The icon is instinctive right? It tells you that there is a problem with a dependency but it does not tell you what that problem is! How annoying that it can detect a problem but not spend a little time pointing you in the right direction!
What does the warning mean? It means that for some reason, the reference is broken/incompatible or a duplicate.
Why does this happen? Some possibilities:
- A project is moved
- A nuget package gets changed/deleted from nuget
- You have changed the framework version of a project
- You have accidentally a duplicate reference using Resharper or VS Intellisense
- Old build folders hanging around
- VS not detecting things changing in the file system e.g changing git branch
- Dirty horrible nasty VS metadata files getting corrupted/out of date for whatever reason
How do we find out what is actually wrong? Just by working through the reasons below:
- A common issue is simply that the dependency is broken - it is pointing to the wrong place. Depending on the type of project you are using, it might be a project or package reference in a csproj file or it might be a hintpath to your nuget packages folder. You can see where it is looking by right-clicking the assembly and choosing “properties”. Open the location it is pointing to in Explorer and see if it is correct. Sometimes you can correct by removing and re-adding but sometimes you need to manually edit a csproj file to correct it.

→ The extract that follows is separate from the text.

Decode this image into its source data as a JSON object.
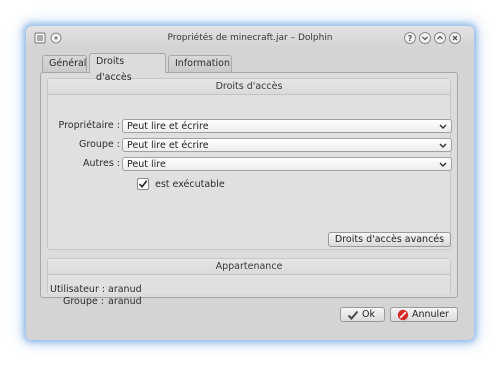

- I have also seen this where a nuget update updates the version of the package in packages.config but didn’t update the hint path in the csproj. When that happened, it was all fine until it tried to build on a machine that didn’t happen to have the old package already downloaded!
- If you have tried everything else, a less common cause is if you have somehow added an assembly reference as well as a project (or less often a nuget) reference. The assembly reference will be preferred, if you F12 a type, it will open the object browser instead of your code file. Again, you can probably just remove the assembly reference.
- Make sure that the versions you are using are compatible. For example, netstandard up to 2.0 can be referenced from netfx 4.x but 2.1 cannot even though the numbers aren’t very different.
- Check your nuget references after updating a project to a newer version since it might have a reference to a version of the package used by the old version and not the new version. MS packages, for example, often follow the 3.1, 5.x and 6.x patterns of the main frameworks.